In this text we will discuss the super power that automatic translations have to mess up the text and how this is the secret so that “lazy” people (people who copy the work of their friends) can get away with being caught by similarity checkers.
A similarity checker is software used to identify how similar a text is to others already published. This is a resource used to evaluate academic works and to judge if the similarities are natural or if it is the result of plagiarism. For almost a year I was responsible for verifying similarities and helping to correct course completion works, helping to prevent similarities from appearing or even being interpreted as plagiarism… this taught me something very interesting, that automatic translations can be used for clean up texts and thus avoid them being so similar.
The reason that automatic translators mess up the text is not a software problem, but a language problem… to understand this, let’s analyze the set of words that make up a language as the Domain of a function and their respective meanings as the Image of that function . Thus, for each word “blablublau”, a meaning in that language is associated, for example “the effect of osteoporosis on Jamaican raccoons”, which can also have this exact meaning for another language, associated with the word “parapapapapa”.
Thus, if in language X there are M words-meanings and in language Y there are N words-meanings. Of the words of language X, if there are L words with meanings equal to language Y, that is, if to translate from language X to language Y or the other way around, there are L words whose translations will be exact.
The translation in this case will be accurate, since for each word in the Domain of one language, we generate an Image (meaning) which is also the Image of a word in the Domain of another language.
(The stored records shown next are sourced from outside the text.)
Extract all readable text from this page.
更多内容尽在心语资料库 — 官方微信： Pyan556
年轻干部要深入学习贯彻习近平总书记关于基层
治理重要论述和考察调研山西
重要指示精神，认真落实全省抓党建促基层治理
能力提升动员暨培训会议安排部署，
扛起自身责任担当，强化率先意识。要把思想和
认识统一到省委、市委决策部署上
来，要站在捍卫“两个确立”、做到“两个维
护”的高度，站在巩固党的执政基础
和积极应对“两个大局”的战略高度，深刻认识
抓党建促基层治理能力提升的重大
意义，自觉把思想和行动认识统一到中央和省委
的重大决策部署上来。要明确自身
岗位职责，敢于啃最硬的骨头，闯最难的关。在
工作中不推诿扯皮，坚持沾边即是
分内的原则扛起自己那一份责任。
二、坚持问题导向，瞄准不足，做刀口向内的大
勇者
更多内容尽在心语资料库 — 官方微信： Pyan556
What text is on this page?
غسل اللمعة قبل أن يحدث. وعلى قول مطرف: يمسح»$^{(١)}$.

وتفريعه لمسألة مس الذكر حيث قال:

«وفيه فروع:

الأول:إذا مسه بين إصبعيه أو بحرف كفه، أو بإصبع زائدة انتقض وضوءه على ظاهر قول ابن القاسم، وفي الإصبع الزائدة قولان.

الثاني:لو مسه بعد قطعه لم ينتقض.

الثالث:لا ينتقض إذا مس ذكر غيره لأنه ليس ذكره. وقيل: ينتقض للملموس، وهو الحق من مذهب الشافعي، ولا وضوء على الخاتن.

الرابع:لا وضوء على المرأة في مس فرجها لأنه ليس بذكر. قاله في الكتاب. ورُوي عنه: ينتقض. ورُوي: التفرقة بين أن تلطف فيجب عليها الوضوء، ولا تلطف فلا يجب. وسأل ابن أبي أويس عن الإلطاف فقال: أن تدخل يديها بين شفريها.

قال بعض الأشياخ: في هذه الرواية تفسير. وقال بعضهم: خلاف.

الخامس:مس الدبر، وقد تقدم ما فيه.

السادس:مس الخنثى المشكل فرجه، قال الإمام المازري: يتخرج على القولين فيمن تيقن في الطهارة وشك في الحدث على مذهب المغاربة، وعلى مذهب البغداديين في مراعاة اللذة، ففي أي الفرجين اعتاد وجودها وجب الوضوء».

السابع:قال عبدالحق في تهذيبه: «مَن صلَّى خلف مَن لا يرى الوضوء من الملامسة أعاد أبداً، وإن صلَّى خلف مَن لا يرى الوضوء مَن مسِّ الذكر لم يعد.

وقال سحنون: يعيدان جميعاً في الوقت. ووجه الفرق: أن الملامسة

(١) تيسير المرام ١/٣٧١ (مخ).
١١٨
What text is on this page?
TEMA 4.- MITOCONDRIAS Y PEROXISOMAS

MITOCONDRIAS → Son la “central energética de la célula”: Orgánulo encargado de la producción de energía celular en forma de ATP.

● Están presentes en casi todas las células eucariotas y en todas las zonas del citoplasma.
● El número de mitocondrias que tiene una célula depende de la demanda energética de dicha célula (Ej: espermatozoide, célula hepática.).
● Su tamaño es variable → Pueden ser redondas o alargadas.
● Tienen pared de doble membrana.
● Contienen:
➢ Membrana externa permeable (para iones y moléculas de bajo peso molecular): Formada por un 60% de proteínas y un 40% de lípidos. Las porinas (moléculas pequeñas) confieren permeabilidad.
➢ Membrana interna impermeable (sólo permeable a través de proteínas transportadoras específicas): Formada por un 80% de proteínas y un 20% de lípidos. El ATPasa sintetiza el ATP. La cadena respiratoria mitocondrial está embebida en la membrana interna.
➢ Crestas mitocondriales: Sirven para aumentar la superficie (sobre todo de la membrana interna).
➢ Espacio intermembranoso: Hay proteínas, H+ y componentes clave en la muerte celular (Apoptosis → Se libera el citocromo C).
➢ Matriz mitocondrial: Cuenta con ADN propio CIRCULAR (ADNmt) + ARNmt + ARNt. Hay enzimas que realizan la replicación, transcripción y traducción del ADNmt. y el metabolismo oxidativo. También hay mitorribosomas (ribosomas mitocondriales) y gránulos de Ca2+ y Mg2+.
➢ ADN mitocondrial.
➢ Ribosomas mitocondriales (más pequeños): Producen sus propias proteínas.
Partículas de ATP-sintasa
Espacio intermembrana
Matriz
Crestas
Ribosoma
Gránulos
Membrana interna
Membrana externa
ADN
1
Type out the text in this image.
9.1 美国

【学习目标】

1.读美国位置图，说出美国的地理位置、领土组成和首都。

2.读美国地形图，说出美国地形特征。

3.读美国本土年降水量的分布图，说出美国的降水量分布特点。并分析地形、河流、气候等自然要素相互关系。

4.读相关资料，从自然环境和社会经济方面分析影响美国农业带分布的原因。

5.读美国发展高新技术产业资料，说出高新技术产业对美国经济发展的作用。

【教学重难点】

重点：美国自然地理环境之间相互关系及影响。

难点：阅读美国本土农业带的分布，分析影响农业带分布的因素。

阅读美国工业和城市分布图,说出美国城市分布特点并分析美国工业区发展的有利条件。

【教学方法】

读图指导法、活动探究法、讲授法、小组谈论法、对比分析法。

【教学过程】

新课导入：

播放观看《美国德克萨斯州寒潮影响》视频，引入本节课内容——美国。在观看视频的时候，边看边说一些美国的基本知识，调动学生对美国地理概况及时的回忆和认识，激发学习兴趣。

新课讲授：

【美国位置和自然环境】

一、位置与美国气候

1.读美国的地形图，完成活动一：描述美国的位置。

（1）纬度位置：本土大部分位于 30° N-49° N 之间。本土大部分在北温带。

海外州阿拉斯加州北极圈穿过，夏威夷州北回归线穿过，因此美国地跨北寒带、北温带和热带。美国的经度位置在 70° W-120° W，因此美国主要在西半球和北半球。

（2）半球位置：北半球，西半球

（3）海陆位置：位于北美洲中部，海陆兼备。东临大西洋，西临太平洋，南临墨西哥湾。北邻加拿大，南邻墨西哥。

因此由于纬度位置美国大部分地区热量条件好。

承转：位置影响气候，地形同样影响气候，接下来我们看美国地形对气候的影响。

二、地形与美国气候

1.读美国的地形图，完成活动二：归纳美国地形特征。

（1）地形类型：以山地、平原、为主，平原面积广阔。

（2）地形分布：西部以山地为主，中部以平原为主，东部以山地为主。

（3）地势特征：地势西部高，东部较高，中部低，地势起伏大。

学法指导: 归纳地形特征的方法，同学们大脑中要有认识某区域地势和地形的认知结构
Thus, if the word is the “code” that the language uses to define the meaning, we can say that for both languages, these L words are equal to less than the “code” used as a label, for example:
português → quadrado → □ ← square ← inglês
However, the mess of machine translations between X and Y is the result of M-L or N-L words. For if an Image of the Domain of the words of language X does not have an Image associated with language Y, then it is necessary to combine two or more words-meanings of language Y to be equivalent to the word-meaning of language X, for example:
português → anteontem || day before yesterday ← inglês
Back in the sense of Domain and Image, we will call D (xi) the Domain of a word of the language X, I(xi) the Image of a word of the language X, I(yj) a Image of a word of the language Y, and D(yj) the Domain of a word of the language Y. Thus, for a first translation we will have:
D(x0) = I(x0) = I(y1) + I(y2) + … + I(yN) = D(y1) + D(y2) + … + D(yN).
(Pt) anteontem → (En) day before yesterday → (Pt) dia antes de ontem
Thus, if any of the N meanings of the Image of language Y, is not among the L common words of the two languages, for example the Image of the word yk, we will have in the reverse process of translation from language Y to language X the following structure:
D(y1) + D(y2) + … + D(yk) + … + D(yN) =
= I(y1) + I(y2) + … I(yk) + … + I(yN) =
= I(x1) + I(x2) + … I(xk1) + I(xk2) +… + I(xkN) + … + I(xN) = D(x1) + D(x2) + … D(xk1) + D(xk2) +… + D(xkN) + … + D(yN).
In this way, for each word-meaning that does not present the same Image in the Domain of that language, we generate in translation at least two other words with the intention of explaining its meaning. But if one of these words that explains the meaning, does not present the same Image in the Domain of the other language, to reverse the translation, we will generate at least two other words that explain its meanings. The process goes on in that machine translation mess in which we blame the innocent software.
Now let’s do an experiment that demonstrates how these messy translations can be used to avoid getting caught in similarity detectors even when copying the little friend’s text. We will do this with the text of our little friend William Shakespeare, take six verses from a well-known text, “to be or not to be”.
To be, or not to be, that is the question:
Whether ’tis nobler in the mind to suffer
The slings and arrows of outrageous fortune,
Or to take arms against a sea of troubles
And by opposing end them. To die—to sleep,
No more; and by a sleep to say we end (William Shakespeare).
Now let’s move it to Portuguese and then back to English.
To be or not to be, that’s the question:
If it is nobler in the mind to suffer
The slings and arrows of outrageous fortune,
Or to take up arms against a sea of troubles
And as opposed to finish them. To die – to sleep,
No longer; and for a sleep to say that we broke up (probably from William Shakespeare)
A relatively simple process, but the bold and underlined words have been changed from the initial text. Now a slightly bolder experiment. We will pass the original text from English → French → Greek → Russian → Japanese → Swahili → Hungarian → English, and with this we arrive at the following result that we marked in bold and underlined the parts that were changed:
The question is, are there:
Be gentle with bitter ghosts
Fantastic site and arrows
Or his hand against the sea in question
On the contrary, it is complete. Die-bed
She no longer sleeps. (unknown author)
Reading the text, we realize that it is very different from the original, in fact it is another text. But in a sense it is related to that initial and the most incredible thing is that it was generated in a fully automatic way. In fact, this process distorts the original text enough to partially preserve its meaning while making the new text original.